Returns 'true' if the text in column col and the value of op1 are equal; 'false' otherwise.

contain (col, op1, lower, upper)

Returns 'true' if, in column col, the number of times that the value of op1 appears is in the range [lower, upper]; 'false' otherwise.

dist (col, op1, op2, lower, upper)

Returns 'true' if, in column col, the distance between the values of op1 and op2 (that is, the number of words between them) is in the range [lower, upper]; 'false' otherwise.

The distance computation depends on the InputLanguage and UseTokenizer syntax elements.

By default, InputLanguage is 'en' (English) and UseTokenizer is 'false', and words are delimited by whitespace characters.

If InputLanguage is 'zh_cn' (Simplified Chinese) or 'zh_tw' (Traditional Chinese) and UseTokenizer is 'true', then the function performs word segmentation before computing the distance between words.

superdist (col, op1, op2, con1, op3, con2)

Returns 'true' if, in column col, the values of op1, op2, and op3 satisfy the context rules con1 and con2; 'false' otherwise.

The rules con1 and con2 specify the context for inclusion and exclusion, as the following table shows.

con1 or con2 Value	con1 Meaning	con2 Meaning
nwn	op2 appears n or fewer words before or after op1.	op3 does not appear n or fewer words before or after op1.
nrn	op2 appears n or fewer words after op1.	op3 does not appear n or fewer words after op1.
para	op2 appears in the same paragraph as op1.	op3 does not appear in the same paragraph as op1.
sent	op2 appears in the same sentence as op1.	op3 does not appear in the same sentence as op1.

The distance computation depends on the InputLanguage and UseTokenizer syntax elements (for details, see the description of the dist operation).

A paragraph ends with either "\n" or "\r\n". A sentence ends with either period (.), question mark (?), or exclamation mark (!). The function fragments the input into paragraphs or sentences and then checks the context rule on each piece of text. If one piece satisfies the rule, then the function tags the whole input.

opn (where n is 1, 2, or 3) can be a list of words. Enclose the list in double quotation marks and separate the words with semicolons. For example: "good;bad;neutral"

If opn is a Java regular expression, then exp can be a list. Separate the items with semicolons. For example: regex"invest[\w]*;volatil[\w]*;risk"

When a list appears in an inclusion context, the rule is satisfied if at least one item appears in the context. When a list appears in an exclusion context, the rule is satisfied if no item appears in the context.
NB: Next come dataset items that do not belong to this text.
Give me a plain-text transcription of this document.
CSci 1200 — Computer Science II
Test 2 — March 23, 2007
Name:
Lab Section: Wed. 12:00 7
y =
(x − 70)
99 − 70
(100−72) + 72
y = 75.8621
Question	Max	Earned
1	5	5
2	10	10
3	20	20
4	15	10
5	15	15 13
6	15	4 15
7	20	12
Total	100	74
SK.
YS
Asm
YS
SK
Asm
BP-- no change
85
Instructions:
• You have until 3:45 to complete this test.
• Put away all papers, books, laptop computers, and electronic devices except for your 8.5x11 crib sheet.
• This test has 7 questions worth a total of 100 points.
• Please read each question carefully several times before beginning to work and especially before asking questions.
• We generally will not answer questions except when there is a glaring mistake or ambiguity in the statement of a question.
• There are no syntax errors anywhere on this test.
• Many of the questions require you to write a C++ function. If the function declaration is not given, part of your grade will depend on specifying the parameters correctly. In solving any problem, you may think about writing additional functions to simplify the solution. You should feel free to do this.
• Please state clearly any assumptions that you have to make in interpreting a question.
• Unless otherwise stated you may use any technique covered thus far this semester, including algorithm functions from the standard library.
The operand-context pairs after op1 are optional; that is, the following are valid syntax:

superdist(col, op1,,,,)

superdist(col, op1, op2, con1,,)

superdist(col, op1,,, op3, con2)

superdist(col, op1, op2, con1, op3, con2)

superdist(col, op1,,,,)

The final syntax in the preceding list returns 'true' if op1 appears in col.

dict (col, "[schema/]dictionary",lower, upper)
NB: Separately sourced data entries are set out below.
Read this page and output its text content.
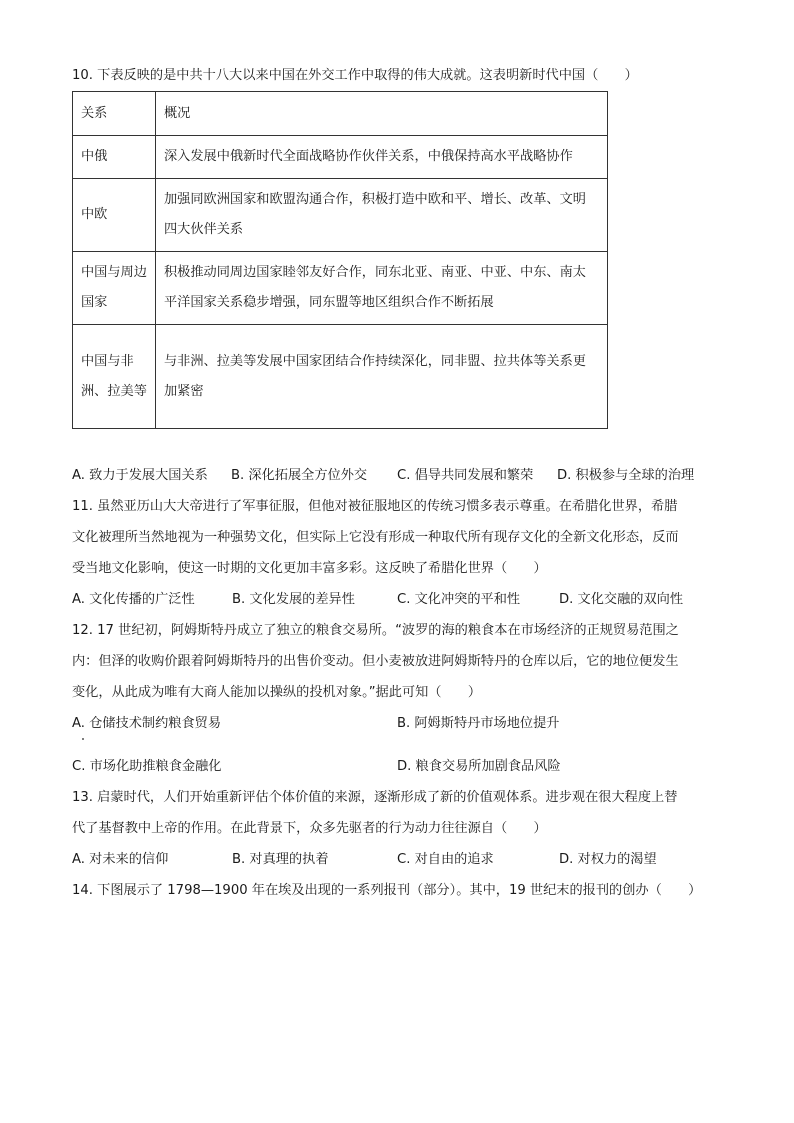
10. 下表反映的是中共十八大以来中国在外交工作中取得的伟大成就。这表明新时代中国（　　）
关系	概况
中俄	深入发展中俄新时代全面战略协作伙伴关系，中俄保持高水平战略协作
中欧	加强同欧洲国家和欧盟沟通合作，积极打造中欧和平、增长、改革、文明四大伙伴关系
中国与周边国家	积极推动同周边国家睦邻友好合作，同东北亚、南亚、中亚、中东、南太平洋国家关系稳步增强，同东盟等地区组织合作不断拓展
中国与非洲、拉美等	与非洲、拉美等发展中国家团结合作持续深化，同非盟、拉共体等关系更加紧密
A. 致力于发展大国关系 B. 深化拓展全方位外交 C. 倡导共同发展和繁荣 D. 积极参与全球的治理
11. 虽然亚历山大大帝进行了军事征服，但他对被征服地区的传统习惯多表示尊重。在希腊化世界，希腊
文化被理所当然地视为一种强势文化，但实际上它没有形成一种取代所有现存文化的全新文化形态，反而
受当地文化影响，使这一时期的文化更加丰富多彩。这反映了希腊化世界（　　）
A. 文化传播的广泛性	B. 文化发展的差异性	C. 文化冲突的平和性	D. 文化交融的双向性
12. 17 世纪初，阿姆斯特丹成立了独立的粮食交易所。“波罗的海的粮食本在市场经济的正规贸易范围之
内：但泽的收购价跟着阿姆斯特丹的出售价变动。但小麦被放进阿姆斯特丹的仓库以后，它的地位便发生
变化，从此成为唯有大商人能加以操纵的投机对象。”据此可知（　　）
A. 仓储技术制约粮食贸易	B. 阿姆斯特丹市场地位提升
C. 市场化助推粮食金融化	D. 粮食交易所加剧食品风险
13. 启蒙时代，人们开始重新评估个体价值的来源，逐渐形成了新的价值观体系。进步观在很大程度上替
代了基督教中上帝的作用。在此背景下，众多先驱者的行为动力往往源自（　　）
A. 对未来的信仰	B. 对真理的执着	C. 对自由的追求	D. 对权力的渴望
14. 下图展示了 1798—1900 年在埃及出现的一系列报刊（部分）。其中，19 世纪末的报刊的创办（　　）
Returns 'true' if, in column col, the number of items (lines in the dictionary file) is in the range [lower, upper]; 'false' otherwise.
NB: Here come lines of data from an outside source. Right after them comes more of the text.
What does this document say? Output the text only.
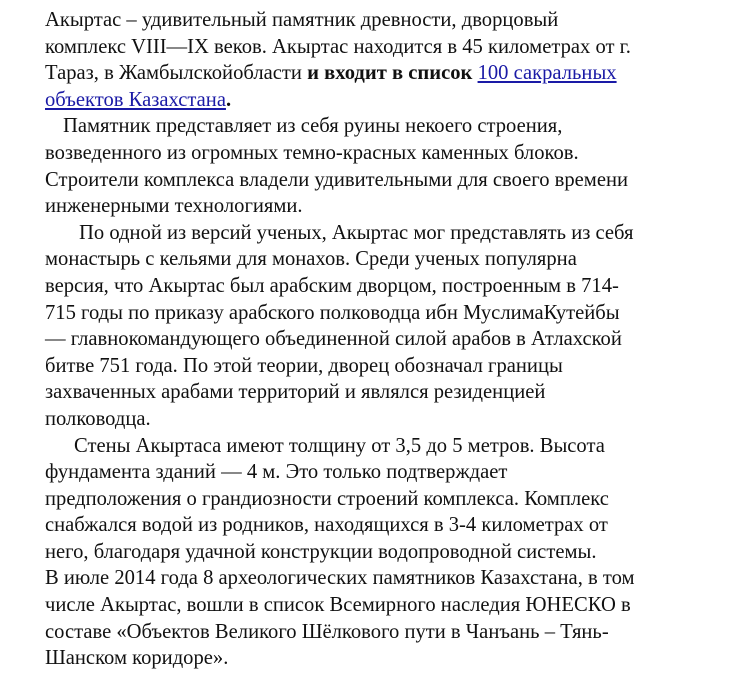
Акыртас – удивительный памятник древности, дворцовый
комплекс VIII—IX веков. Акыртас находится в 45 километрах от г.
Тараз, в Жамбылскойобласти и входит в список 100 сакральных
объектов Казахстана.
Памятник представляет из себя руины некоего строения,
возведенного из огромных темно-красных каменных блоков.
Строители комплекса владели удивительными для своего времени
инженерными технологиями.
По одной из версий ученых, Акыртас мог представлять из себя
монастырь с кельями для монахов. Среди ученых популярна
версия, что Акыртас был арабским дворцом, построенным в 714-
715 годы по приказу арабского полководца ибн МуслимаКутейбы
— главнокомандующего объединенной силой арабов в Атлахской
битве 751 года. По этой теории, дворец обозначал границы
захваченных арабами территорий и являлся резиденцией
полководца.
Стены Акыртаса имеют толщину от 3,5 до 5 метров. Высота
фундамента зданий — 4 м. Это только подтверждает
предположения о грандиозности строений комплекса. Комплекс
снабжался водой из родников, находящихся в 3-4 километрах от
него, благодаря удачной конструкции водопроводной системы.
В июле 2014 года 8 археологических памятников Казахстана, в том
числе Акыртас, вошли в список Всемирного наследия ЮНЕСКО в
составе «Объектов Великого Шёлкового пути в Чанъань – Тянь-
Шанском коридоре».
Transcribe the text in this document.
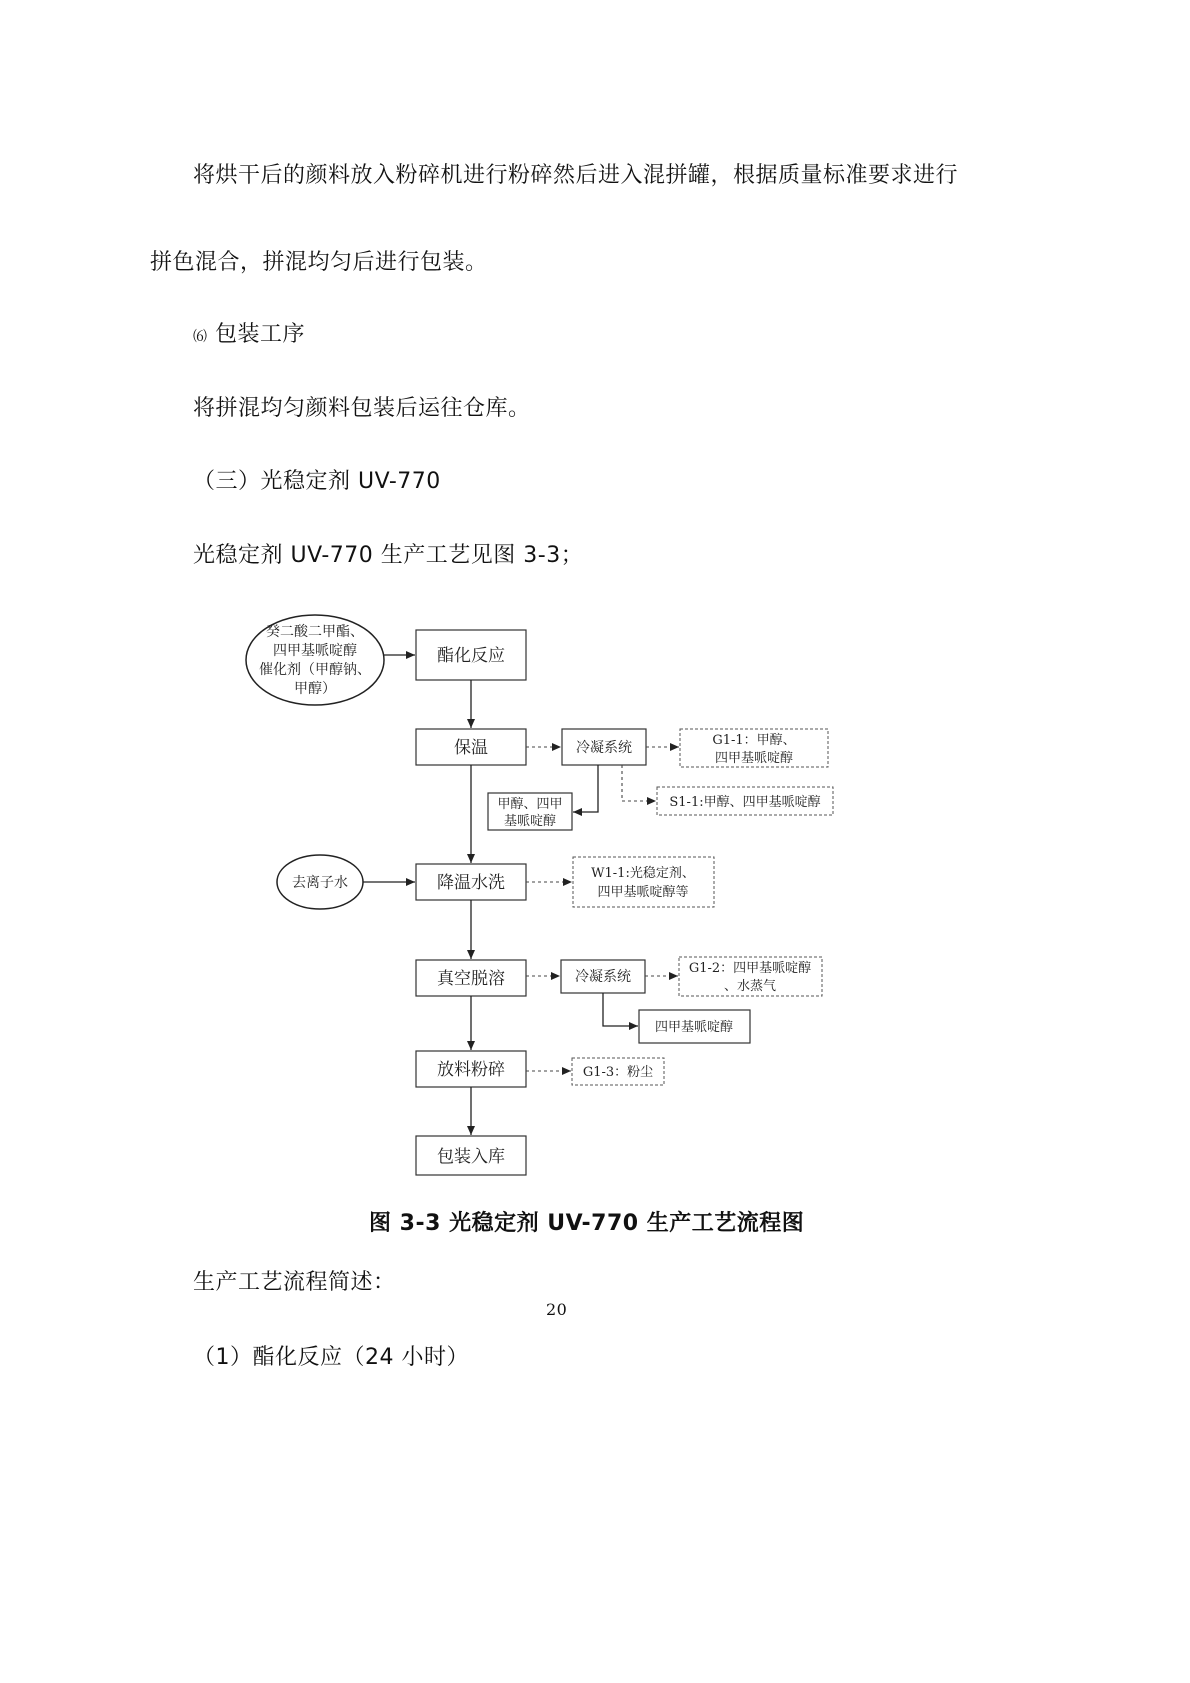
将烘干后的颜料放入粉碎机进行粉碎然后进入混拼罐，根据质量标准要求进行
拼色混合，拼混均匀后进行包装。
⑹ 包装工序
将拼混均匀颜料包装后运往仓库。
（三）光稳定剂 UV-770
光稳定剂 UV-770 生产工艺见图 3-3；
癸二酸二甲酯、
四甲基哌啶醇
催化剂（甲醇钠、
甲醇）
酯化反应
保温
降温水洗
真空脱溶
放料粉碎
包装入库
冷凝系统
冷凝系统
甲醇、四甲
基哌啶醇
四甲基哌啶醇
G1-1：甲醇、
四甲基哌啶醇
S1-1:甲醇、四甲基哌啶醇
W1-1:光稳定剂、
四甲基哌啶醇等
G1-2：四甲基哌啶醇
、水蒸气
G1-3：粉尘
去离子水
图 3-3 光稳定剂 UV-770 生产工艺流程图
生产工艺流程简述：
20
（1）酯化反应（24 小时）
This operation requires that dictionary file [schema.] dictionary is installed on ML Engine. Dictionary name, dictionary, is case-sensitive. If dictionary is in public schema, you can omit schema name, schema.

operation1 and operation2

Returns 'true' if both operation1 and operation2 return 'true'; 'false' otherwise.

operation1 or operation2

Returns 'true' if one or both operation1 or operation2 returns 'true'; 'false' otherwise.

not operation

Returns 'true' if operation returns 'false'; 'false' if operation returns 'true'.